In Manhattan, Cassie Ramone and her “The Vivian Girls” band members take the stage at the Whitney Museum of American Art tonight at 8 (another band opens for them at 7 p.m. and admission is ‘pay what you will.)  The New Jersey-born band is something of a punk mix of the Shirelles and Sonic Youth, and the Whitney gig is their first show on a four-continent tour that plays several museum and art spaces, along with standard music venues. Ramone, a recent Pratt Graduate, says “artist friends and friends of friends” have helped the band get a network of booking at art and museum spaces, which they prefer to standard music venues because of “the care” and thought that tends to go into them. (The band’s name comes from an artwork by outsider artist Henry Darger.) The tour will end Halloween night, likely at the Masonic Temple in Queens, she says.

Hard-Headed Proof

More than two-dozen New York galleries have closed in the past several months, several with the promise that they are merely relocating. But Bryce Wolkowitz has gone to the trouble to prove it. The gallery is giving hard-hat preview tours of its new space at 505 West 24th Street this summer. The new gallery will launch with on September 17 with an group show featuring the work of Yongseok Oh, Alan Rath, Ben Rubin, and Marina Zurkow, among other artists.
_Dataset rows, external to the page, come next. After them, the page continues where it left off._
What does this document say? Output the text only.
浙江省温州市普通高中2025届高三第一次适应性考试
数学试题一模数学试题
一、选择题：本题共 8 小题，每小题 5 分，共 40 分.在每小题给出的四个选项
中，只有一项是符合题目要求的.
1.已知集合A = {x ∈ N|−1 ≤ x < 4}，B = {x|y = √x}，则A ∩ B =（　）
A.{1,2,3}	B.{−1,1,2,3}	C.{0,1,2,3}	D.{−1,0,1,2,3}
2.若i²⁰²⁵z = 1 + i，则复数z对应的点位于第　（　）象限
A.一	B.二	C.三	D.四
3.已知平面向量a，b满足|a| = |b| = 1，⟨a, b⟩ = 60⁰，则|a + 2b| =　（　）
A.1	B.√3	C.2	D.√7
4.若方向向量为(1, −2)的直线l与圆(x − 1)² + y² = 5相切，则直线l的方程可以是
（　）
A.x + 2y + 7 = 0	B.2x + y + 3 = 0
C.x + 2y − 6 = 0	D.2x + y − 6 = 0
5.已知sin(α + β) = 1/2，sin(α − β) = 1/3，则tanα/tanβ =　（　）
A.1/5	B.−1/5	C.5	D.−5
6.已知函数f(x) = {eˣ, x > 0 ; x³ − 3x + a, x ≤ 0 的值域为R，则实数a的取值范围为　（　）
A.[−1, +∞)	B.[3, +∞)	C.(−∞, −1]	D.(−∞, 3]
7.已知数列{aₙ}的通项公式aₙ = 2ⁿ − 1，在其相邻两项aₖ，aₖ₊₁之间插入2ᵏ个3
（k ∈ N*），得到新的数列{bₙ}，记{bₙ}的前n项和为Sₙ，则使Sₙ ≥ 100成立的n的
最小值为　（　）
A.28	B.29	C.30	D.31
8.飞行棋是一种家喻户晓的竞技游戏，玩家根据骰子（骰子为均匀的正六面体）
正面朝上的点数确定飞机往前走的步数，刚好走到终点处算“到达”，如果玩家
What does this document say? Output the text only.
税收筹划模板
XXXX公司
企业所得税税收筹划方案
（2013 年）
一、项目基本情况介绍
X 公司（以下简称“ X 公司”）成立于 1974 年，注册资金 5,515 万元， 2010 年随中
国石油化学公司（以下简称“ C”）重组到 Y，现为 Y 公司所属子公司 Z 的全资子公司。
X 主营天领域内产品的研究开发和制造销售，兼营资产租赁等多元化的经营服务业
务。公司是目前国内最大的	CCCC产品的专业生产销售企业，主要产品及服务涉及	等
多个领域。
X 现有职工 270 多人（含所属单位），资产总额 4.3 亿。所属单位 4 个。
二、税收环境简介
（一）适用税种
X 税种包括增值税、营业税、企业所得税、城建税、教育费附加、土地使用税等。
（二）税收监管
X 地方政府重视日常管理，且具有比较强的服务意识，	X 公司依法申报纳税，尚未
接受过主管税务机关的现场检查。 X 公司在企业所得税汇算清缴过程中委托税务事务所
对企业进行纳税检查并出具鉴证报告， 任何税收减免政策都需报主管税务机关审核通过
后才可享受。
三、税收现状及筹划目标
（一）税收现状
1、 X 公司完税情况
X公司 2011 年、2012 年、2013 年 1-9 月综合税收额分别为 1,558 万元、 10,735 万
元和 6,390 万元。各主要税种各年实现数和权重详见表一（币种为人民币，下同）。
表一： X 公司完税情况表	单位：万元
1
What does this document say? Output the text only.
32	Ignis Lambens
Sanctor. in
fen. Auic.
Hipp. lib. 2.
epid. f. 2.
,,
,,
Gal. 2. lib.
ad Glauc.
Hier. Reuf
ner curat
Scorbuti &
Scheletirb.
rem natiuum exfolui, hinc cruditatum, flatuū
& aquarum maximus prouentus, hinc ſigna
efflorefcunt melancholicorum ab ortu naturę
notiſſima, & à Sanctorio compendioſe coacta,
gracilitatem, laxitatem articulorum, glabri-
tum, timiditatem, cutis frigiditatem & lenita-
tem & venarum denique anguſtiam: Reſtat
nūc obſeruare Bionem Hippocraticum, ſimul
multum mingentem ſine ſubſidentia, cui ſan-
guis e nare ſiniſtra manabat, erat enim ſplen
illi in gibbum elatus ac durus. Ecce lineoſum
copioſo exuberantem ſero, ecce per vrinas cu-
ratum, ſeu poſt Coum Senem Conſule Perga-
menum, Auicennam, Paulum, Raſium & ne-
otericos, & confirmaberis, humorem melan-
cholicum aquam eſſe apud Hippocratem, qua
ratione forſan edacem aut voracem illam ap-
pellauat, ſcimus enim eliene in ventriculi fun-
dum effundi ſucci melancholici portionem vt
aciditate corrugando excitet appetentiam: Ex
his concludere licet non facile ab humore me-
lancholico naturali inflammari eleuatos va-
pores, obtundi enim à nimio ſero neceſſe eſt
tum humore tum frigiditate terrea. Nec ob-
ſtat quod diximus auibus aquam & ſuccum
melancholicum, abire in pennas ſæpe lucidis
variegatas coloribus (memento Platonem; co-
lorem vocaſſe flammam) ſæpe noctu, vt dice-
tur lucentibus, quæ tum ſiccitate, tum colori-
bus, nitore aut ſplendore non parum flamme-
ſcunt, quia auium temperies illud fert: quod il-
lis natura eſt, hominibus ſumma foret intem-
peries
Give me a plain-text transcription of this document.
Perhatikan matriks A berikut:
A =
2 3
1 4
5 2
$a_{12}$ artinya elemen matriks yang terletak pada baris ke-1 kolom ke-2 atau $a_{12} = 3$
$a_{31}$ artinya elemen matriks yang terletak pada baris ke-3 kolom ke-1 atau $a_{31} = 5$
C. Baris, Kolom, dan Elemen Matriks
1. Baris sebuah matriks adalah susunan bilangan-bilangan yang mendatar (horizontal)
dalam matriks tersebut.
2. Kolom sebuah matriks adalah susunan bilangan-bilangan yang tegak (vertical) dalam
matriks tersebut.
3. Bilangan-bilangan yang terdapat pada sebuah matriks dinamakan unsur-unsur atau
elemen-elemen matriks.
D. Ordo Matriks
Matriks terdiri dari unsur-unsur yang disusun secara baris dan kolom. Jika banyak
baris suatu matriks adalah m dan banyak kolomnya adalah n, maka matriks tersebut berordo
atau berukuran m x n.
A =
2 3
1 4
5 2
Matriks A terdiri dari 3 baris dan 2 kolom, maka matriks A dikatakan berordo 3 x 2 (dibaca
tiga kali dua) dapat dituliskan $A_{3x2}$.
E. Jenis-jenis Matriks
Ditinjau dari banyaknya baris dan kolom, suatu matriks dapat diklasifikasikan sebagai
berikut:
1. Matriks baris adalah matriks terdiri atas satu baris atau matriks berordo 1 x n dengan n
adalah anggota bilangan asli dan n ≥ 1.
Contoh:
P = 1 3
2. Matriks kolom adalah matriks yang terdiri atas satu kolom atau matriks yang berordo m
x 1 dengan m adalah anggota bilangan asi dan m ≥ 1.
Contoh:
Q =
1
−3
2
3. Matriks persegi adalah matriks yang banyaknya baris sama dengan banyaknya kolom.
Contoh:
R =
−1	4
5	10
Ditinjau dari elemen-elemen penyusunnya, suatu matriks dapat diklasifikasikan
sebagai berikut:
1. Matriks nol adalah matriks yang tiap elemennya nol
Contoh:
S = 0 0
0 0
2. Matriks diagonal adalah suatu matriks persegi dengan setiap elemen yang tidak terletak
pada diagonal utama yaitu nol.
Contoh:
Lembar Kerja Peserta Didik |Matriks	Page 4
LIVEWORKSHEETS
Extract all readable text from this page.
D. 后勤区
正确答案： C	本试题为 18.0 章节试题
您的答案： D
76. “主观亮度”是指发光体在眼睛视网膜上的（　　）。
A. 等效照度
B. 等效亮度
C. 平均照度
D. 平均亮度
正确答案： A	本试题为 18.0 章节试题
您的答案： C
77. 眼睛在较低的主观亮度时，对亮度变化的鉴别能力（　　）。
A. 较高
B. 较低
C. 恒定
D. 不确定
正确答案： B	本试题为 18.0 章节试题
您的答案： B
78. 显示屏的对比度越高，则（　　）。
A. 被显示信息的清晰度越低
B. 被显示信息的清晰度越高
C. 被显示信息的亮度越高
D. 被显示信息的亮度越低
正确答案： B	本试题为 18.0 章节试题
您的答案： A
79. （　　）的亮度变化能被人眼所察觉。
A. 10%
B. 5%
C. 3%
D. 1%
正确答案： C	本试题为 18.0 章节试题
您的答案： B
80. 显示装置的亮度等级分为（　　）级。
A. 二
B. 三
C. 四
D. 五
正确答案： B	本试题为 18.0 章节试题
The Archives of American Art has picked its annual honorees. On Oct. 29, it will salute sculptor Richard Artschwager, collector Douglas S. Cramer and Jack Lenor Larsen, a collector and textile designer best known for his Hamptons arts space and garden, LongHouse Reserve.. On the same evening, at its annual gala in New York, the Archives’ Lawrence A. Fleischman Award for will be presented to independent curator Klaus Kertess.